There are, as you might expect, certain conditions that intended parents must meet. These include:
- The intended parents must be aged 18 or over.
- Usually, they must be married, in a civil partnership or living as partners in what the courts call an enduring relationship. Although since January 2019, single applicants may apply.
- The surrogate must give consent, but must wait six weeks after the birth of the baby.
- The baby must be conceived artificially and be genetically related to one of the intended parents.
- The baby must be living with the intended parents.
- No expenses other than those reasonably incurred should be made unless authorised by the court.
- At least one of the intended parents must be domiciled in the UK.

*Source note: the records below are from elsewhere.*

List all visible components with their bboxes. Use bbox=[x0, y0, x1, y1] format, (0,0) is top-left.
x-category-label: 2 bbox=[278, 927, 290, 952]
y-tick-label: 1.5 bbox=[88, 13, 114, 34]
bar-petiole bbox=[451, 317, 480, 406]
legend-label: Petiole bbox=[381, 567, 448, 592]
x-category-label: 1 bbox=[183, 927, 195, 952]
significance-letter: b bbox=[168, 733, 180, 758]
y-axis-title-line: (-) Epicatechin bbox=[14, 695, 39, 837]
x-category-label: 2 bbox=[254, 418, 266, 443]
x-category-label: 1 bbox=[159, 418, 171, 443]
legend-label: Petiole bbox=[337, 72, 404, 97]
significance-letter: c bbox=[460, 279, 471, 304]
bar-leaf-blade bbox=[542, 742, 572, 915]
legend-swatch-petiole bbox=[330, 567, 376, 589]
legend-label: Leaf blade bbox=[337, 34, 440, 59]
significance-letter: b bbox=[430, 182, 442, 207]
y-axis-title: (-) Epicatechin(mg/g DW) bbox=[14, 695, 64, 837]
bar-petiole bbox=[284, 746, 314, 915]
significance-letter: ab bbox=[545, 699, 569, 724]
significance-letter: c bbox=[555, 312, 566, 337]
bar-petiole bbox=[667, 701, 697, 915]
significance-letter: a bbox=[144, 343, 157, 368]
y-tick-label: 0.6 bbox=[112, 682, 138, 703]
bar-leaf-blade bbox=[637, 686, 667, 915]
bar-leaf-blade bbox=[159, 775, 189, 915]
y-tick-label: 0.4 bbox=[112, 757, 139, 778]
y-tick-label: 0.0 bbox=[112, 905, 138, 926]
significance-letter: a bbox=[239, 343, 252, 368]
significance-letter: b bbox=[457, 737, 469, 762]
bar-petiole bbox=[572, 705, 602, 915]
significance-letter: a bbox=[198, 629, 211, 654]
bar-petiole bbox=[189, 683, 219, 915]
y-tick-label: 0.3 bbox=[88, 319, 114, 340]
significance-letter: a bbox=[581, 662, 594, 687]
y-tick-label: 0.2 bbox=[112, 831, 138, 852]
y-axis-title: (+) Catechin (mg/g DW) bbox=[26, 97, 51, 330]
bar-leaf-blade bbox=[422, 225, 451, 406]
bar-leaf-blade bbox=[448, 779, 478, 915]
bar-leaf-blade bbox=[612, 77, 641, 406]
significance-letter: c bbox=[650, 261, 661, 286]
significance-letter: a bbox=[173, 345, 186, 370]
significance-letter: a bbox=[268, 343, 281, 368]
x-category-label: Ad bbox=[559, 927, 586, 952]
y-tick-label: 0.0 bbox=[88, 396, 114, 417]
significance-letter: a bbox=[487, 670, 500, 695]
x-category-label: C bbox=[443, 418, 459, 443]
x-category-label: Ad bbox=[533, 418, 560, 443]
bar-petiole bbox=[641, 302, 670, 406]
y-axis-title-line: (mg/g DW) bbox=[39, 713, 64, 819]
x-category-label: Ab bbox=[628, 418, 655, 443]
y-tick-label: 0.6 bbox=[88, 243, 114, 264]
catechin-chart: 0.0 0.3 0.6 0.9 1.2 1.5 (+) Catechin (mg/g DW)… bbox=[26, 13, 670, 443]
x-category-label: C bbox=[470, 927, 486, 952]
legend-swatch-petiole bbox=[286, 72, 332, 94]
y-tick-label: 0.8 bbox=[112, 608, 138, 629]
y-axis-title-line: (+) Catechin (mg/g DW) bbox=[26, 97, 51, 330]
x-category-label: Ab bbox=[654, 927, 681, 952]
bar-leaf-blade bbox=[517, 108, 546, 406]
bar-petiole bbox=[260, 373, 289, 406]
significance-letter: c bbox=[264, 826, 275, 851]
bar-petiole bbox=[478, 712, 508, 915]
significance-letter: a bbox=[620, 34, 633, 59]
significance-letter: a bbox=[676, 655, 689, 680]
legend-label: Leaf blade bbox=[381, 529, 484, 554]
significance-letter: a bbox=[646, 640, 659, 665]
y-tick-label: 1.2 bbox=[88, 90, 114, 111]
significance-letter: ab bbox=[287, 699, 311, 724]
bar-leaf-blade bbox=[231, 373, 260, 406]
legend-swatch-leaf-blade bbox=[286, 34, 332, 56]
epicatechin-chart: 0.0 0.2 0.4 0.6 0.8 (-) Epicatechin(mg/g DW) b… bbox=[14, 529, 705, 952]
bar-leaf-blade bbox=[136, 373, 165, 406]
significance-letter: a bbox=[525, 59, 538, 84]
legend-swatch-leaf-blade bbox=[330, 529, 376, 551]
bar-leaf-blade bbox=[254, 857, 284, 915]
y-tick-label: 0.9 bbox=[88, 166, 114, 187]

Additionally, the application for the parental order must be made by the intended parents within six months of the baby’s birth.
A parental order application follows four steps:
- Step 1. Intended Parents apply for the parental order within six months of the child’s birth in the Family court;
- Step 2. The court will list the matter for a directions hearing (during and since covid these have increasingly been decided on paper). At this hearing, the court will appoint a parental order reporter and direct them to provide a welfare report to help the court reach its decision. The court will also direct the intended parents to file witness statements with supporting evidence explaining how they meet the criteria for making a parental order. The court will also list a final hearing of the matter.
- Step 3. The parental order reporter will arrange to meet the intended parents and baby to ensure the child’s best interests are considered. They may also contact the surrogate to ensure consent is freely given. The parental order reporter will then file their report with the court.
- Step 4. The final hearing will take place and the court will make its decision.
Once a parental order has been made and completed, the courts will send a copy to the General Registry Office (GRO). The GRO will contact the new parents to let them know that a new birth certificate/the parental order certificate can be obtained.
International surrogacy involves further complications and is addressed in a separate article.
The above is accurate as at 07 October 2022. The information above may be subject to change during these ever-changing times.
The content of this note should not be considered legal advice and each matter should be considered on a case-by-case basis.